In the U.S. and the U.K., sentencing councils or commissions, composed of members of the criminal justice community (including judges) and lay members, help to fashion the guidelines among other duties

Not only would the use of guidelines substantively provide fairer and more consistent results than our current system, opportunities for extra-parliamentary actors to participate in the process of developing sentencing policy would be increased.

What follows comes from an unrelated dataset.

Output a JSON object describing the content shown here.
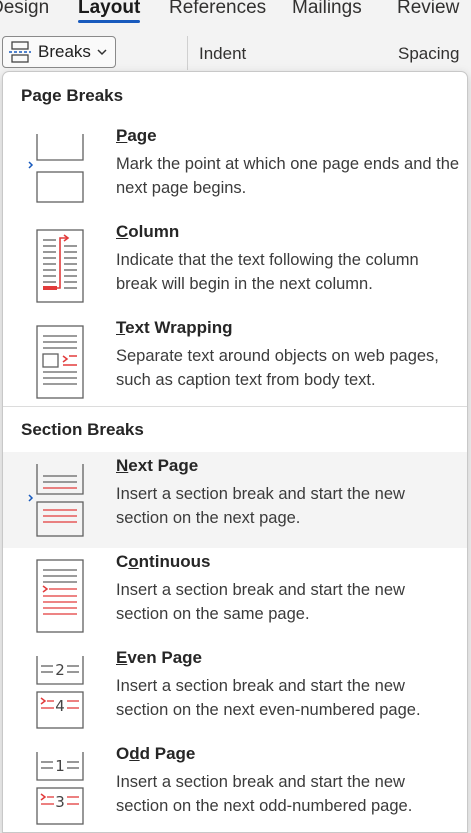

In the U.S. and the U.K., sentencing councils or commissions, composed of members of the criminal justice community (including judges) and lay members, help to fashion the guidelines among other duties. These other duties include gathering data on sentencing (and Canada’s existing data on sentencing is surely lacking), monitoring compliance, reviewing proposed government criminal justice initiatives and public education.

Of course, sentencing commissions and guidelines are not a panacea. The degree to which the recommendations of a sentencing council or commission should be insulated from parliamentary review or change may be controversial. While we may want to protect sentencing policy from partisan manipulation, sentencing policy is intensely political and involves value-laden choices about public policy, determinations that are squarely within the domain of our elected representatives. Issues of compliance could also arise, though a requirement to explicitly state exactly why any particular case falls outside the guidelines will likely inhibit judges from using any such exceptions regularly.

A guideline approach may also continue to raise some important questions regarding prosecutorial discretion. But we wouldn’t be having the disagreement between Justices Moldaver and McLachlin in R. v. Nur: a sentencing guideline, rather than a MMS, would easily allow judges to distinguish between the criminal thug and the absent-minded licensee, even if the latter is deserving of some criminal punishment. Nothing about being tough on crime precludes being smart about it as well.

Dennis Baker, University of Guelph, Dept. of Political Science and the Criminal Justice and Public Policy Program. Troy Riddell, University of Guelph, Dept. of Political Science and the Criminal Justice and Public Policy Program.